As you know I am now on a very delayed two week honeymoon with Scott (we married in October) and I thought what better hands to leave my blog in than my mothers! Because I had also been to Download Festival last week I haven’t had time to schedule any new recipes from myself but I didn’t want to leave it empty for so long. When my mum showed interest in doing a guest post I suggested she took over my ‘Meat Free Monday’ posts because after all she has been the main inspiration for my love of cooking!
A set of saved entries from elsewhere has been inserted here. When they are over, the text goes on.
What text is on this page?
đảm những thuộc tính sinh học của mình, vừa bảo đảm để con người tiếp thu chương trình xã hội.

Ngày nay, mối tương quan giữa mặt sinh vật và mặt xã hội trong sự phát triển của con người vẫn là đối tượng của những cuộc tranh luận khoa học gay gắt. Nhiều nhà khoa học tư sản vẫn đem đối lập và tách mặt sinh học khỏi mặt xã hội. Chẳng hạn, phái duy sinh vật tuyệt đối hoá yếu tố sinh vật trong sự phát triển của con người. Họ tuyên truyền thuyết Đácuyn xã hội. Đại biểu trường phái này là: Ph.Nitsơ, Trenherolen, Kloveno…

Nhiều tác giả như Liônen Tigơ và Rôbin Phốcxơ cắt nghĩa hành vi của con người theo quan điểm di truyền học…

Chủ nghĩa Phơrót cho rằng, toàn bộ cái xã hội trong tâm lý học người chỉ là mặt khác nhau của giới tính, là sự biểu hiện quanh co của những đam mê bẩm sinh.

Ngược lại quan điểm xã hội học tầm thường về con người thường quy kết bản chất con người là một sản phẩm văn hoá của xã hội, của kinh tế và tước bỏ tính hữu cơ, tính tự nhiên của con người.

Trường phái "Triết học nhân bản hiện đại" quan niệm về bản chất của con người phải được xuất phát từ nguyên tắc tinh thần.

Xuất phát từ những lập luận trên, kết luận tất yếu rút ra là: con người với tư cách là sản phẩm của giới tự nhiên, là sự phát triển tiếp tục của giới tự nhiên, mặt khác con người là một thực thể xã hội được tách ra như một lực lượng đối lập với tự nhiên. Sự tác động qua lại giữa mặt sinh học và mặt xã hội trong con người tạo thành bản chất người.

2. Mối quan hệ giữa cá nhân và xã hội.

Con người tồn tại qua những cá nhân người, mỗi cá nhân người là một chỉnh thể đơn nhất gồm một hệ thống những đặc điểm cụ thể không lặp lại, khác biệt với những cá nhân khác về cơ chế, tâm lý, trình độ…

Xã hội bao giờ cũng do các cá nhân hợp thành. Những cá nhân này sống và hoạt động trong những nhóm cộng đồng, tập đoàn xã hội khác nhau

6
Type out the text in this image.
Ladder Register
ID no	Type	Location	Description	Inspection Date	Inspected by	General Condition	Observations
So I hope you enjoy the posts my mum has lined up for you (I know you will as she is a fabulous cook) and I will return at the beginning of July.
Well, I landed my self in it when I suggested to Becky, in a fit of motherly helpfulness, whether I could help her out in some way during this busy period of exams, music festivals and holidays! Her face lit up and she suggested with enthusiasm that I write a guest blog!
Well, it is true, we are a family who appreciate good healthy food and when the girls were young, meal times were always a noisy occasion where we would catch up on the news of the day. Becky would sit at the breakfast bar in the kitchen while I prepared the food and listened to her bubbly chatter and this is where her interest in food began.
So now I had to think of something to write about and saw this as an opportunity to share my passion for a food not mentioned on her blog before – ‘free food’ as I call it, and primarily, the stinging nettle.
Not to be under-rated, the nettle is considered the super food of the hedgerow and makes a delicious deep green coloured soup which is easy to make.
We live in the south of France in a tranquil and very isolated spot and I would be lying if I said “Homes & Gardens” because the truth is our home is rustic & we share our space (inside the house and out) with an abundance of insects and wildlife and our garden has perhaps more nettles than most people can boast about!
We live a long way from a shop so it made sense to harvest the hedgerow greens, as the French farmers wives do, and eat them.
My first attempt at nettle soup included milk with poor result so I ditched the milk in favour for homemade stock , added more veggies and, hey ho, created this delicious soup which has wowed our many visitors and had them asking for the recipe.
The first thing when gathering nettles is to wear leather gloves – the nettle sting is really unpleasant, sometimes bringing up a blister so be warned and be prepared. Last year when weeding the border I thought I had been bitten by a snake as I had so much pain on my hand for a few days, only to realise when it happened again on my leg that these are rather feisty nettles, not to be trifled with!
So the rule is to only pick the top part of the plant, the first 4 -6 leaves which you can do by using scissors to snip it off and flick into your bowl to avoid using your hands at all (it comes with practise!). Do not pick flowering nettle tops though which they are just starting to do.
A colander full of nettle tops – I use a 5litre basin full to get a rich colour.
A large knob of butter
2 onions (medium size)
1 or 2 carrots depending on their size, chopped
2 potatoes, diced
1 chopped garlic clove
1 litre of homemade vegetable or chicken stock
A handful of flat leafed parsley (or parsley stalks kept in freezer for soups)
A grating of nutmeg to taste
Salt and pepper to taste
Gently melt the butter and add the onion, carrots, potatoes and garlic clove.
Use a very gentle heat, leave to soften and ‘sweat’ for 5 to 10 minutes but stir occasionally to make sure they do not brown.
Then add the stock followed by the tub of nettles, parsley and nutmeg.
Simmer gently until the potato is cooked and then check the seasoning – add salt and pepper to taste.
Puree the soup and add a little water if it is too thick.
All you need now is some crusty bread and some friends to share it with.